Table 1 shows the estimates of early deaths for each cluster of targets in or near the eight major urban areas, with a total of 6,838,000 initial deaths. Given the many indeterminate variables (e.g., the altitude of each warhead s detonation, the direction of the wind, the population density in the fallout zone, the effectiveness of evacuation procedures, and the availability of shelter and relief supplies), a reliable estimate of the total number of subsequent deaths from fallout and other sequelae of the attack is not possible. With 48 explosions probably resulting in thousands of square miles of lethal fallout around urban areas where there are thousands of persons per square mile, it is plausible that these secondary deaths would outnumber the immediate deaths cause by the firestorms.

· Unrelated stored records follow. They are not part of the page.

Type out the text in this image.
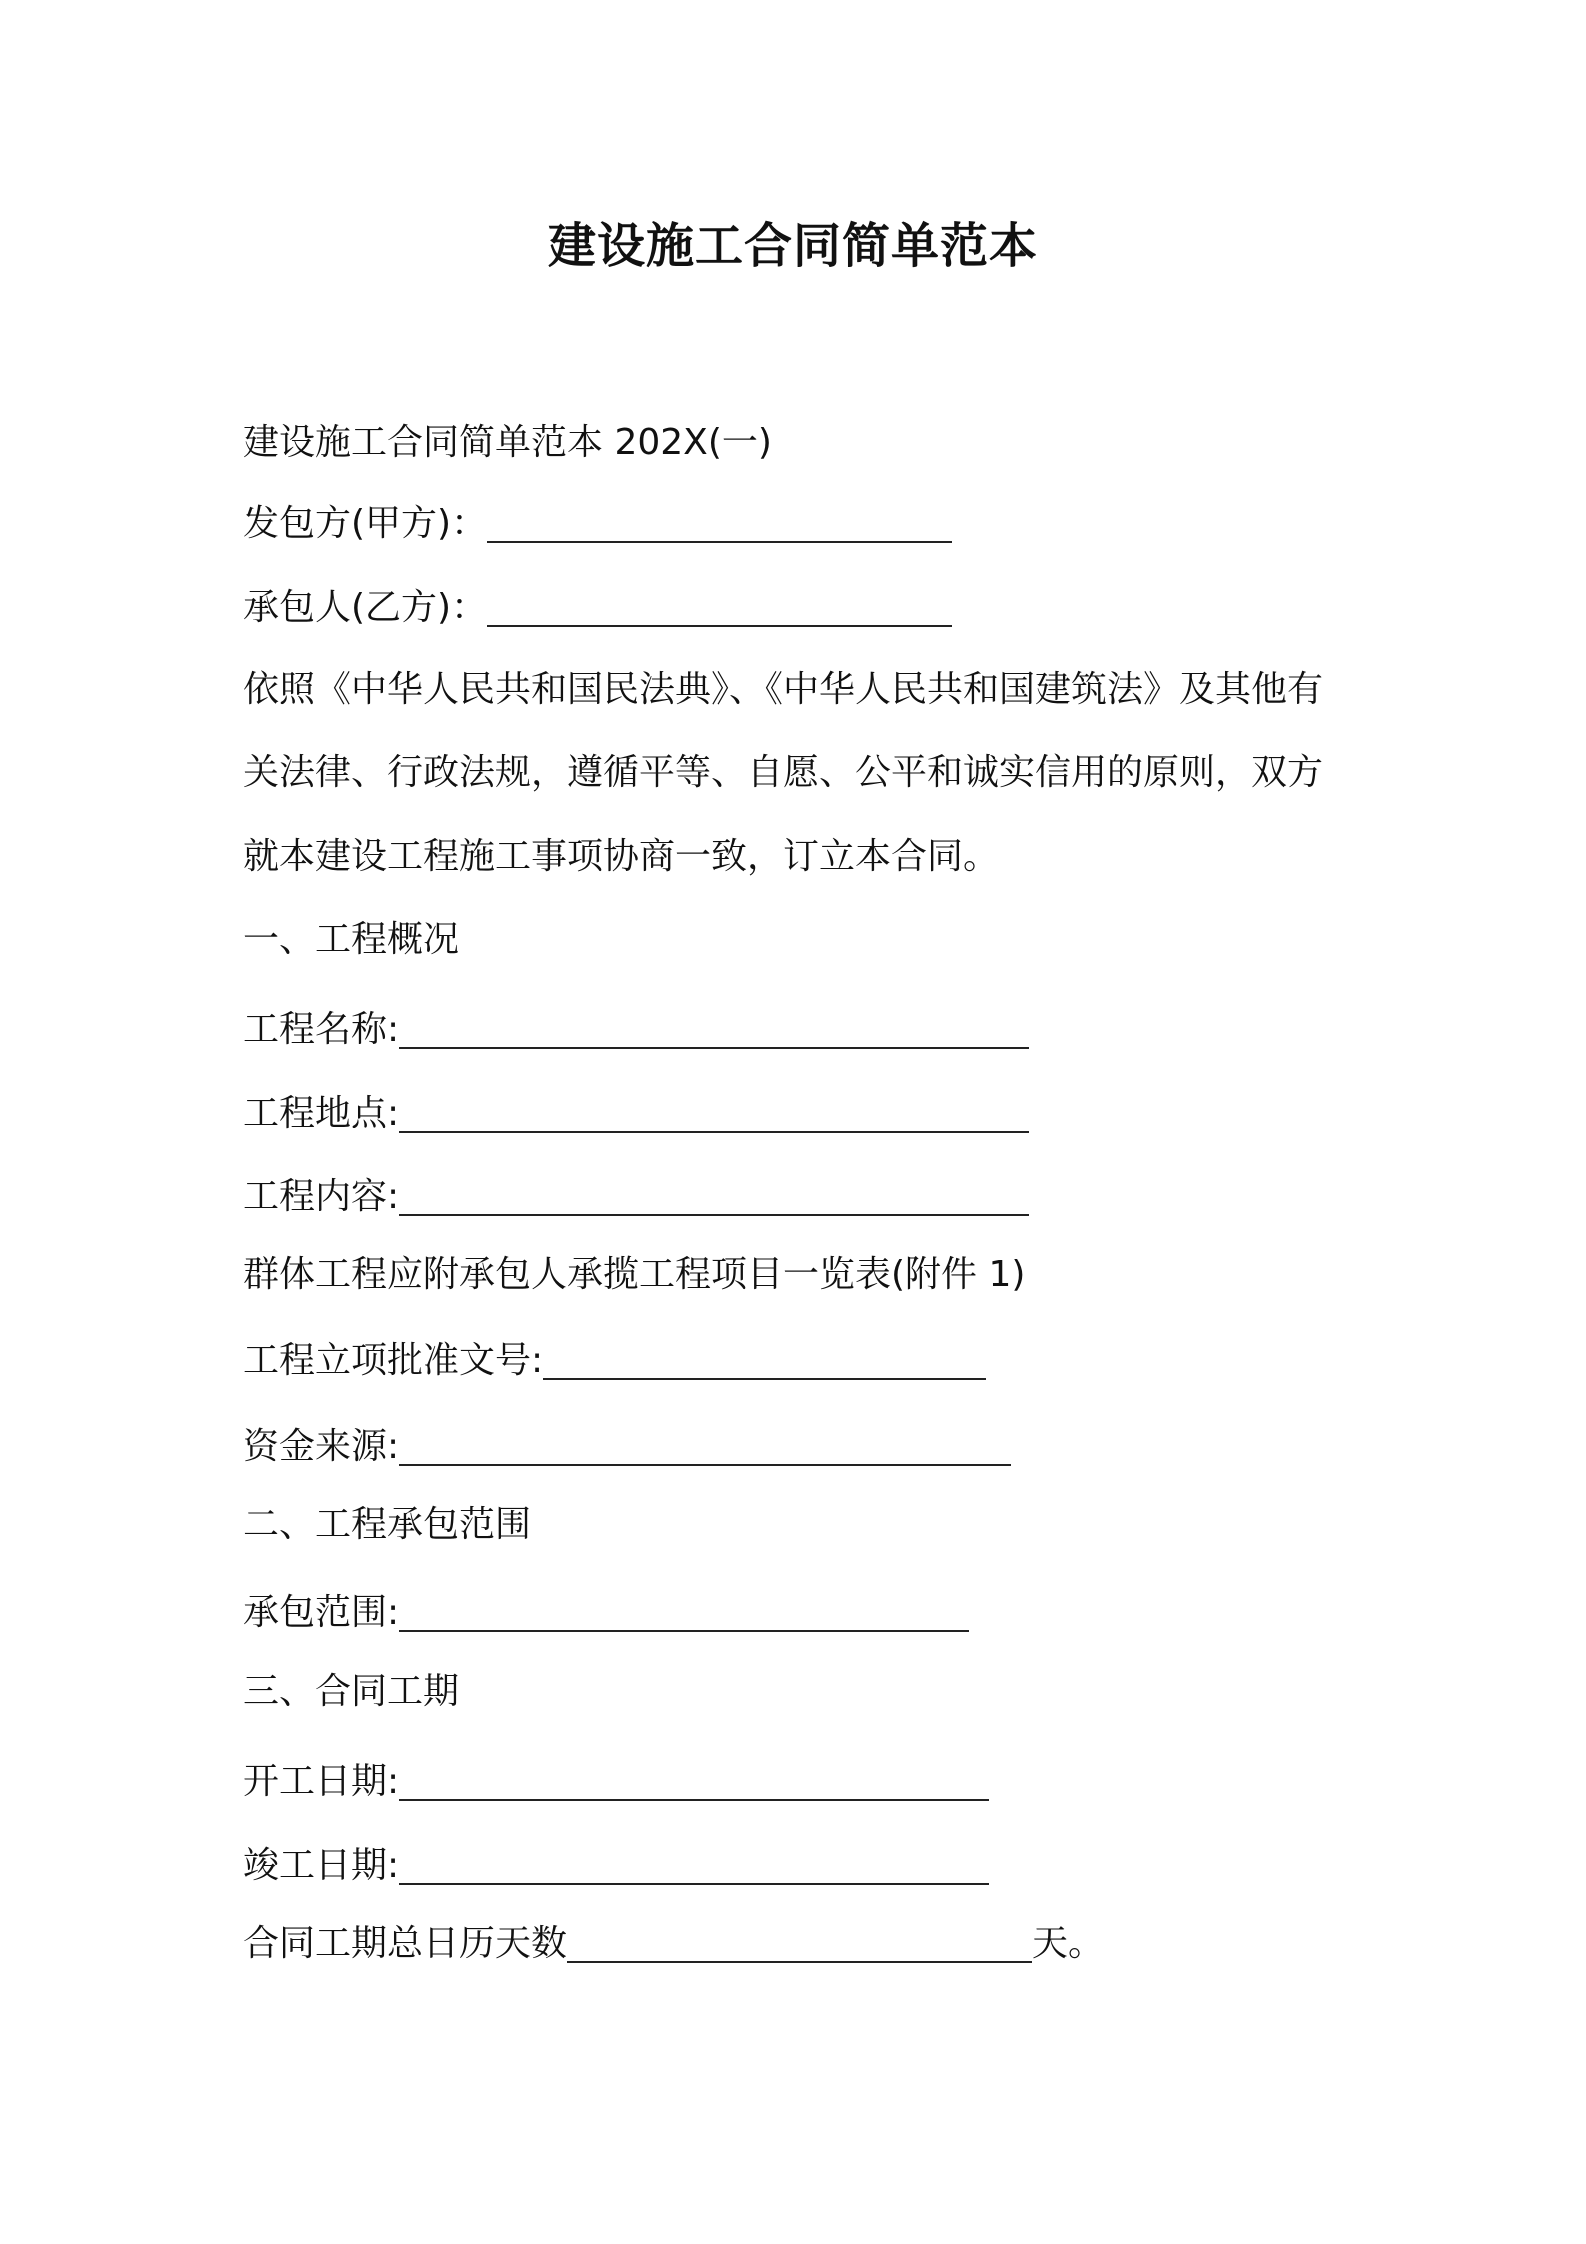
建设施工合同简单范本
建设施工合同简单范本 202X(一)
发包方(甲方)：
承包人(乙方)：
依照《中华人民共和国民法典》、《中华人民共和国建筑法》及其他有
关法律、行政法规，遵循平等、自愿、公平和诚实信用的原则，双方
就本建设工程施工事项协商一致，订立本合同。
一、工程概况
工程名称:
工程地点:
工程内容:
群体工程应附承包人承揽工程项目一览表(附件 1)
工程立项批准文号:
资金来源:
二、工程承包范围
承包范围:
三、合同工期
开工日期:
竣工日期:
合同工期总日历天数	天。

Medical Care in the Aftermath
Earlier assessments have documented in detail the problems of caring for the injured survivors of a nuclear attack: the need for care would completely overwhelm the available health care resources. Most of the major medical centers in each urban area lie within the zone of total destruction. The number of patients with severe burns and other critical injuries would far exceed the available resources of all critical care facilities nationwide, including the country s 1708 beds in burn-care units (most of which are already occupied). The danger of intense radiation exposure would make it very difficult for emergency personnel to even enter the affected areas. The nearly compete destruction of local and regional transportation, communications, and energy networks would make it almost impossible to transport the severely injured to medical facilities outside the affected area. After the 1995 earthquake in Kobe, Japan, which resulted in a much lower number of casualties (6500 people died and 34, 900 were injured) and which had few of the complicating factors that would accompany a nuclear attack, there were long delays before outside medical assistance arrived.